Progressive Query Expansion for Retrieval Over Cost-constrained Data Sources

Query expansion has been employed for a long time to improve the accuracy of query retrievers. Earlier works relied on pseudo-relevance feedback (PRF) techniques, which augment a query with terms extracted from documents retrieved in a first stage. However, the documents may be noisy hindering the effectiveness of the ranking. To avoid this, recent studies have instead used Large Language Models (LLMs) to generate additional content to expand a query. These techniques are prone to hallucination and also focus on the LLM usage cost. However, the cost may be dominated by the retrieval in several important practical scenarios, where the corpus is only available via APIs which charge a fee per retrieved document. We propose combining classic PRF techniques with LLMs and create a progressive query expansion algorithm ProQE that iteratively expands the query as it retrieves more documents. ProQE is compatible with both sparse and dense retrieval systems. Our experimental results on four retrieval datasets show that ProQE outperforms state-of-the-art baselines by 37% and is the most cost-effective.
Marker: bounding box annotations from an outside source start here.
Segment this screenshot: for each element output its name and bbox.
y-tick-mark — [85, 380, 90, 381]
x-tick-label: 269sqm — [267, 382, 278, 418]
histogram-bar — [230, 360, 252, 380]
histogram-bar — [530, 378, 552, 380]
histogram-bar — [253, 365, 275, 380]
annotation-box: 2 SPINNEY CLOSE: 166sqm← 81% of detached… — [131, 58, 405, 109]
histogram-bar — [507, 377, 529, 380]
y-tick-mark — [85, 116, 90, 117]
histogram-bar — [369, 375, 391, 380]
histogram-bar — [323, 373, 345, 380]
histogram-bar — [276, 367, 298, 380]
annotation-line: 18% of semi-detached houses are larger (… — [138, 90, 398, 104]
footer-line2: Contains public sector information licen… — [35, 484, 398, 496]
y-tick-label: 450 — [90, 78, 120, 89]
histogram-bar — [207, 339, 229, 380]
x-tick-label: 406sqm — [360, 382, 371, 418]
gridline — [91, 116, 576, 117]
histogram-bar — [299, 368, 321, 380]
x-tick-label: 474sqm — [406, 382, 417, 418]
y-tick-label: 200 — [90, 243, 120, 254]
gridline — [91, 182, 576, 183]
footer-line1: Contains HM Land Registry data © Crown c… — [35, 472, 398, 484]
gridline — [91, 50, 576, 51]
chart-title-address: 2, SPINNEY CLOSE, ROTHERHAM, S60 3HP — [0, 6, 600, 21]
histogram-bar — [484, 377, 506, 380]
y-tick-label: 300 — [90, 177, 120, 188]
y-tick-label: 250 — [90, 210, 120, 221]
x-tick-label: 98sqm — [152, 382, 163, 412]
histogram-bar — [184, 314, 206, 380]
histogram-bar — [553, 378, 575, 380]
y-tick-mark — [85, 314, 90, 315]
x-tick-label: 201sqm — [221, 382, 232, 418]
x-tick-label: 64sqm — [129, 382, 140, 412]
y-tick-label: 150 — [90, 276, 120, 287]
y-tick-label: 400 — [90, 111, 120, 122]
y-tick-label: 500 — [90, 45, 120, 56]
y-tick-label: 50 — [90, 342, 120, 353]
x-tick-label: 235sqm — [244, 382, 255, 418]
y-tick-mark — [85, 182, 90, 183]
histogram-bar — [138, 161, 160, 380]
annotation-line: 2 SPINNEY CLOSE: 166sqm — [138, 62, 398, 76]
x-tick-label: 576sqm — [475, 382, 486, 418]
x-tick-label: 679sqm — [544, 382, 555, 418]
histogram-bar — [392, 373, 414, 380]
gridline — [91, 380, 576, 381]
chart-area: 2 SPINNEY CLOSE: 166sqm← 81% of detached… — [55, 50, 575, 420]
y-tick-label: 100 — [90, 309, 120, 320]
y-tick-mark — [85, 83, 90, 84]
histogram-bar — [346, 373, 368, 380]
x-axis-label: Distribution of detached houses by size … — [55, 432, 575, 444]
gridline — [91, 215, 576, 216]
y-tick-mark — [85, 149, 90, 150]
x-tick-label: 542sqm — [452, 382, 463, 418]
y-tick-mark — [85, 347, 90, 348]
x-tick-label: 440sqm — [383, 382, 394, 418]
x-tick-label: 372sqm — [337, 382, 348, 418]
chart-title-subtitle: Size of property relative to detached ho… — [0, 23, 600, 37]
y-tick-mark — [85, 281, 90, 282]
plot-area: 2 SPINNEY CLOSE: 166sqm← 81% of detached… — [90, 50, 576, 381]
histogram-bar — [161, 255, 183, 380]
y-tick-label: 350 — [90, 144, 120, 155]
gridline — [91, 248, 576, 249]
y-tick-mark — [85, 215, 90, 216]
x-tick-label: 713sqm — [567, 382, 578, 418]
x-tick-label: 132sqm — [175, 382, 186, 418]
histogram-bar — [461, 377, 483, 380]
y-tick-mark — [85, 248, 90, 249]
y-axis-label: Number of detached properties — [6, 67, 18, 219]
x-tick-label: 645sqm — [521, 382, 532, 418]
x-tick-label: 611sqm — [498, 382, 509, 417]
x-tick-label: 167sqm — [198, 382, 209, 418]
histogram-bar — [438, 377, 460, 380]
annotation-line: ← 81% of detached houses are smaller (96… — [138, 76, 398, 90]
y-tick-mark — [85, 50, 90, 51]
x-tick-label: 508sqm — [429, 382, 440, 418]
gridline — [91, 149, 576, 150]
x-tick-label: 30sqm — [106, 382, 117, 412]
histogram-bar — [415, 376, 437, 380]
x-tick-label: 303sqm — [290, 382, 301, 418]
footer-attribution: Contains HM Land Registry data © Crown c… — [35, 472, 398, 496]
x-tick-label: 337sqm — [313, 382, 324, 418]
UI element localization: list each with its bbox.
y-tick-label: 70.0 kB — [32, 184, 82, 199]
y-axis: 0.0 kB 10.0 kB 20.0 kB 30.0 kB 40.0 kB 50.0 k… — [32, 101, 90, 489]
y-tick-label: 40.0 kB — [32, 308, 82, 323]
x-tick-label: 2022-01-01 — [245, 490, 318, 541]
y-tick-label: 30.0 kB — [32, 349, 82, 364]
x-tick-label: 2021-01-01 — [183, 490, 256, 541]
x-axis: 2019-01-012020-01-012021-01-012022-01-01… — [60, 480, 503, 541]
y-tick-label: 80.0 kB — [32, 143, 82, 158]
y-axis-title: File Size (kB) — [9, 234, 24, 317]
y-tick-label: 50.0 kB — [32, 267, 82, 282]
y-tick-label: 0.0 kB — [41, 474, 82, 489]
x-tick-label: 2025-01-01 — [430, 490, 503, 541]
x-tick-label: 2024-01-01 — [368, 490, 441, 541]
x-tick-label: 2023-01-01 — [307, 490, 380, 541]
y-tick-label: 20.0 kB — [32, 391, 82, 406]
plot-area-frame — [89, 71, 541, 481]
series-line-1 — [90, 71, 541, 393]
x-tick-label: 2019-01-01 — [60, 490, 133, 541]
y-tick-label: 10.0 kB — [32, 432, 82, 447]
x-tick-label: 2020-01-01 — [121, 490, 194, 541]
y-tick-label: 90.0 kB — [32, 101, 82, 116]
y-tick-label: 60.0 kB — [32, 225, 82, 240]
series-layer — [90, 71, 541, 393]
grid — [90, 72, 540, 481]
EcoRank: Budget-Constrained Text Re-ranking Using Large Language Models

Large Language Models (LLMs) have achieved state-of-the-art performance in text re-ranking. This process includes queries and candidate passages in the prompts, utilizing pointwise, listwise, and pairwise prompting strategies. A limitation of these ranking strategies with LLMs is their cost: the process can become expensive due to API charges, which are based on the number of input and output tokens. We study how to maximize the re-ranking performance given a budget, by navigating the vast search spaces of prompt choices, LLM APIs, and budget splits. We propose a suite of budget-constrained methods to perform text re-ranking using a set of LLM APIs. Our most efficient method, called EcoRank, is a two-layered pipeline that jointly optimizes decisions regarding budget allocation across prompt strategies and LLM APIs. Our experimental results on four popular QA and passage reranking datasets show that EcoRank outperforms other budget-aware supervised and unsupervised baselines.

PAT-Questions: A Self-Updating Benchmark for Present-Anchored Temporal Question-Answering

Existing work on Temporal Question Answering (TQA) has predominantly focused on questions anchored to specific timestamps or events (e.g. "Who was the US president in 1970?"). Little work has studied questions whose temporal context is relative to the present time (e.g. "Who was the previous US president?"). We refer to this problem as Present-Anchored Temporal QA (PATQA). PATQA poses unique challenges: (1) large language models (LLMs) may have outdated knowledge, (2) complex temporal relationships (e.g. 'before', 'previous') are hard to reason, (3) multi-hop reasoning may be required, and (4) the gold answers of benchmarks must be continuously updated. To address these challenges, we introduce the PAT-Questions benchmark, which includes single and multi-hop temporal questions. The answers in PAT-Questions can be automatically refreshed by re-running SPARQL queries on a knowledge graph, if available. We evaluate several state-of-the-art LLMs and a SOTA temporal reasoning model (TEMPREASON-T5) on PAT-Questions through direct prompting and retrieval-augmented generation (RAG). The results highlight the limitations of existing solutions in PATQA and motivate the need for new methods to improve PATQA reasoning capabilities.

NORMY: Non-Uniform History Modeling for Open Retrieval Conversational Question Answering

Open Retrieval Conversational Question Answering (OrConvQA) answers a question given a conversation as context and a document collection. A typical OrConvQA pipeline consists of three modules: a Retriever to retrieve relevant documents from the collection, a Reranker to rerank them given the question and the context, and a Reader to extract an answer span. The conversational turns can provide valuable context to answer the final query. State-of-the-art OrConvQA systems use the same history modeling for all three modules of the pipeline. We hypothesize this as suboptimal. Specifically, we argue that a broader context is needed in the first modules of the pipeline to not miss relevant documents, while a narrower context is needed in the last modules to identify the exact answer span. We propose NORMY, the first unsupervised non-uniform history modeling pipeline which generates the best conversational history for each module. We further propose a novel Retriever for NORMY, which employs keyphrase extraction on the conversation history, and leverages passages retrieved in previous turns as additional context. We also created a new dataset for OrConvQA, by expanding the doc2dial dataset. We implemented various state-of-the-art history modeling techniques and comprehensively evaluated them separately for each module of the pipeline on three datasets: OR-QUAC, our doc2dial extension, and ConvMix. Our extensive experiments show that NORMY outperforms the state-of-the-art in the individual modules and in the end-to-end system.